[sdiy] cloning, copying, copyrights

Richard Wentk richard at skydancer.com
Tue Jul 29 13:09:38 CEST 2008


On 29 Jul 2008, at 11:20, Tom Wiltshire wrote:

> That was my understanding of the situation too. You can only  
> copyright a PCB artwork or a schematic, so the sharing of original  
> schematics (although widespread) isn't legal, but the cloning of a  
> circuit by redrawing the schematic and making a new board design is  
> fine.

This assumes the circuit includes no patented elements, which is a  
risky proposition, because many circuits do.

But I think in practice it rarely matters. The hobby vintage market  
is tiny and not very interesting to the big manufacturers. ARP, Moog  
and Sequential are long gone as legal entities, and - unless anyone  
knows different - there are no remaining rights on those circuits,  
and no one likely or willing to prosecute for their use.

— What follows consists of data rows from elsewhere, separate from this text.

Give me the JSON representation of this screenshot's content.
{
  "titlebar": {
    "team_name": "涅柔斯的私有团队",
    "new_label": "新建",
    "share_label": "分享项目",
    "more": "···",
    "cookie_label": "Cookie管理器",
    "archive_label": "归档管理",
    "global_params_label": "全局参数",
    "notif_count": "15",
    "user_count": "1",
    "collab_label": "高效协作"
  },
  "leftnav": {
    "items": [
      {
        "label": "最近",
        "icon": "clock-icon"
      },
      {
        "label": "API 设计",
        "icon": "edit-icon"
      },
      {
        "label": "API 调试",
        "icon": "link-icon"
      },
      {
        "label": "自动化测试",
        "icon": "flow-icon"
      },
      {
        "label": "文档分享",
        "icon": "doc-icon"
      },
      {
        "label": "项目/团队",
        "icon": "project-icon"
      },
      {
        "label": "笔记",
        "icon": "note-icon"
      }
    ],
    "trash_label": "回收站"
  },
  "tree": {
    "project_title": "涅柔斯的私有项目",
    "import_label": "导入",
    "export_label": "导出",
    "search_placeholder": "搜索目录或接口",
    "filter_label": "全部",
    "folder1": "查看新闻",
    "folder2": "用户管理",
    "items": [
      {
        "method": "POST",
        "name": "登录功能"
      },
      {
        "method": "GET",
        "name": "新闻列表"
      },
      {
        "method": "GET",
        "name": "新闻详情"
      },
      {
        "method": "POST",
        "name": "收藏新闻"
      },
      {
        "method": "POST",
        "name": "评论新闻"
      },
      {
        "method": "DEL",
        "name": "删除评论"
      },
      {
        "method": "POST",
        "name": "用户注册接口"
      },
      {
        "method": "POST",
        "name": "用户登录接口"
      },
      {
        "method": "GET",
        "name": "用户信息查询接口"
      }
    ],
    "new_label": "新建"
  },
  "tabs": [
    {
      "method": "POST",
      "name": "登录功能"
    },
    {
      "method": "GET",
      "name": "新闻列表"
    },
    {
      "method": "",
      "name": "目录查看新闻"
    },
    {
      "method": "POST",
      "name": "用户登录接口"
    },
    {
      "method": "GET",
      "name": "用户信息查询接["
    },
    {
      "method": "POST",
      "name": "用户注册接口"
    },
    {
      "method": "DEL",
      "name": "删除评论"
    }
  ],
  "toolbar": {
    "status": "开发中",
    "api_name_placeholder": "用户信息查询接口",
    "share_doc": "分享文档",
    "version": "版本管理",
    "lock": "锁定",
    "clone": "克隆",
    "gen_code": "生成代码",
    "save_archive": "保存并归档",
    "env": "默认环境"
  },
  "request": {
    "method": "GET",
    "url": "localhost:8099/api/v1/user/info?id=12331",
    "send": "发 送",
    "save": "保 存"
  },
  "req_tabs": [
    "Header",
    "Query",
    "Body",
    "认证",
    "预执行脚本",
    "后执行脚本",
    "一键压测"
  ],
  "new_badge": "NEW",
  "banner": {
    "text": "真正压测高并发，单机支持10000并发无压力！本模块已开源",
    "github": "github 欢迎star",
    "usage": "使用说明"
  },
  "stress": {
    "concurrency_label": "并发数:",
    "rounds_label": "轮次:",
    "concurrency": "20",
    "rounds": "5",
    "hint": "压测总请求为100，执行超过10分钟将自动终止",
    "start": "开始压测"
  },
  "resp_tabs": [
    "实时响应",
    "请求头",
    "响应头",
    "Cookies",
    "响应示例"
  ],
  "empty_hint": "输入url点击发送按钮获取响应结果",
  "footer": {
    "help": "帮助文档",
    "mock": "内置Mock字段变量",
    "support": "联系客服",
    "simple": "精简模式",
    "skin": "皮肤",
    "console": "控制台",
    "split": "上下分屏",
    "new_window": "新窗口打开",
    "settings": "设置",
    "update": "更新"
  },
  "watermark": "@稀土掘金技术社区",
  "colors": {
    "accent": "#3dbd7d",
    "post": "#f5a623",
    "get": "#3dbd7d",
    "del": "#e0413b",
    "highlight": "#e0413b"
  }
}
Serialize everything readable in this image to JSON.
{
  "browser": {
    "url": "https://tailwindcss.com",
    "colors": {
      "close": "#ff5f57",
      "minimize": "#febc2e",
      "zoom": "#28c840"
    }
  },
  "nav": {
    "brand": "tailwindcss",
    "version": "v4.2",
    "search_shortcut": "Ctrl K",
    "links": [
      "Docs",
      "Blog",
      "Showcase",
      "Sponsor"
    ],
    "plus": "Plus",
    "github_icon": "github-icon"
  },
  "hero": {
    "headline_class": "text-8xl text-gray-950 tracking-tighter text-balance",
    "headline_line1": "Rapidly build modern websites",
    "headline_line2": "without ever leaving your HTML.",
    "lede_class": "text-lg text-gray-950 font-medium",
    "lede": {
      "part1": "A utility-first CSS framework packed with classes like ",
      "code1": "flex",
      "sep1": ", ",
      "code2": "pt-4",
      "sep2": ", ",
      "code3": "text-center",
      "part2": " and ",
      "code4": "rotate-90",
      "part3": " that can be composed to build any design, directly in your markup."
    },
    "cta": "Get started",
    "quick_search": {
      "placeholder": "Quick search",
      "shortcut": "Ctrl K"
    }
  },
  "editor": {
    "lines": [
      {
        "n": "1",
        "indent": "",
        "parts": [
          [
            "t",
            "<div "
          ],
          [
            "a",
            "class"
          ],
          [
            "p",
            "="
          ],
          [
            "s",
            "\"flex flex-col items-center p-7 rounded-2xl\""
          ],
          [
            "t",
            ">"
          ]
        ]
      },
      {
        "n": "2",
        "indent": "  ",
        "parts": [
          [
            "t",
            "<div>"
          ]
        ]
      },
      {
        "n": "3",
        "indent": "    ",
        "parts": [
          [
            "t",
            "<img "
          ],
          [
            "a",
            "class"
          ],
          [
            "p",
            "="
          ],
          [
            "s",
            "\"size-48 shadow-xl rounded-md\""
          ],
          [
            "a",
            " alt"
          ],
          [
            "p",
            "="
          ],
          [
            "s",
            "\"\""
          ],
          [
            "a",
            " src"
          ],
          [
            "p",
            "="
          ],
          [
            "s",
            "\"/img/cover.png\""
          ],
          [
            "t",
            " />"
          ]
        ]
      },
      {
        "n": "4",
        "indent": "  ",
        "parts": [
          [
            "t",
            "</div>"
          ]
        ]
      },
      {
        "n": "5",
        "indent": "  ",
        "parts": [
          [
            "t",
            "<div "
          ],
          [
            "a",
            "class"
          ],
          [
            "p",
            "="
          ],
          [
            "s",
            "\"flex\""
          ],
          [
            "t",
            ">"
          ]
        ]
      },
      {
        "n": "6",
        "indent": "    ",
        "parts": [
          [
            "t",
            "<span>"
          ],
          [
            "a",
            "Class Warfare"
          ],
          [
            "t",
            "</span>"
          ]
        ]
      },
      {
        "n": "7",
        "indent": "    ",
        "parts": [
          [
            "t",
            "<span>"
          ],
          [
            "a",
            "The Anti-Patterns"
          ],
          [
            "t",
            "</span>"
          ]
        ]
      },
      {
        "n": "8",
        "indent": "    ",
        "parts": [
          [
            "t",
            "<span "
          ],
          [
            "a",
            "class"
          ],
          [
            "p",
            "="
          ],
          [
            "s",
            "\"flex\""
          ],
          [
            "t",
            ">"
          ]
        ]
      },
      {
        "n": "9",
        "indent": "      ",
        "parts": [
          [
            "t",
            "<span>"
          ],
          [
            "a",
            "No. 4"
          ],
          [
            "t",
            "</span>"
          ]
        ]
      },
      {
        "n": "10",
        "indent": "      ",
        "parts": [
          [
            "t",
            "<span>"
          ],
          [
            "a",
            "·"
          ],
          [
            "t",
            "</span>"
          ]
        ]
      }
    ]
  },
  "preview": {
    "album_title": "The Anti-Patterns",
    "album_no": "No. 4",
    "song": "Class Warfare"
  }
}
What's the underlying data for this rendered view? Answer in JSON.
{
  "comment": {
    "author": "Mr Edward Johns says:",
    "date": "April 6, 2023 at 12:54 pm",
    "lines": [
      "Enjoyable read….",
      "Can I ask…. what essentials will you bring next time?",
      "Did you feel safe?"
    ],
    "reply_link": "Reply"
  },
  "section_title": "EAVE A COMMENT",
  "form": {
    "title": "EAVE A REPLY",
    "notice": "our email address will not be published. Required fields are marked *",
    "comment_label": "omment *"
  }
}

If Korg, Roland et al cared about use of (e.g.) the MS-20 or TB303  
filter topology, they'd have prosecuted by now. The fact that they  
haven't suggests that either they don't know about the hobby market  
or they don't care.

If I started making reasonable runs of a direct VCS3 clone the  
remains of EMS would complain. But the costs vs the benefits mean  
that older circuits aren't worth producing in production quantities  
unless you're going for the very high end collector/hobbyist/ 
professional market and charging accordingly. (E.g. Club of the Knobs  
Moog modular clones.)

> It would certainly be polite (but not legally required) to give  
> credit were it is due. Presenting someone else's work as your own  
> is a damn dirty trick in pretty much everyone's head!

Behringer do it all the time.

Sometimes they get sued. Sometimes they don't.